Jack Theater also showed its resistance through the play, Bring the Beat Back. Bring the Beat Back was a futuristic theater performance focusing on a homosexual protagonist and his struggle to be accepted in his community in order to move ahead. This show was resistant towards traditional theater performances in its Afrocentric theme, by looking towards the future as a person of color, when usually the only future represented in popular media is shown with white protagonists. The theater itself was unusual and resistant in its futuristic, science fiction feel. When walking into the theater, all the walls were covered in crinkled aluminum foil. The DJ was dressed in all silver with silver face paint which matched the unique, futuristic ensembles of the rest of the cast. Though the show was strong in its futuristic costumes story line, and atmosphere, it was featured traditional disco music and hairstyles of people of color, along with familiar slang and language choice in the script. This balance of futuristic and traditional kept it interesting and unpredictable for the audience.
A big theme I took away from the play was acceptance of the LGBTQ community. The protagonist fought with his urges towards another character of the same sex. He was encouraged to be straight, and even sent to therapy, in order to be accepted by his family and society. He would be unable to get onto the space ship to leave Earth, which was ultimately the goal of his posse. The same-sex protagonists gave into their desires by the end, and opted to be themselves. This felt hopeful for the LGBTQ community, and hopeful in the message it spreads to accept ones self.

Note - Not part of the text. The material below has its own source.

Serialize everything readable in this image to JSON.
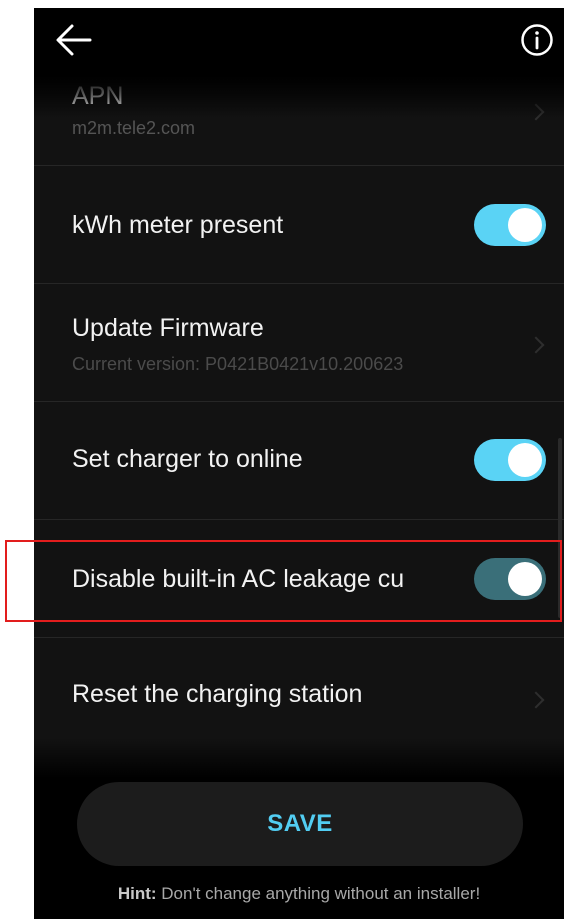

The characters were also rejected a couple times by the elders in outer space, which told the young posse that their beats had to be better. The story line was pushed forward by the use of music, which was resistant in and of itself. Many musicals use songs to express emotion, and though this was used here, the teens had to push to create better songs together, in order to prove they were worthy to get on the space ship. This was fun for the audience, as we listened to hear the soundtrack progress. Bring the Beat Back was a fun musical experience!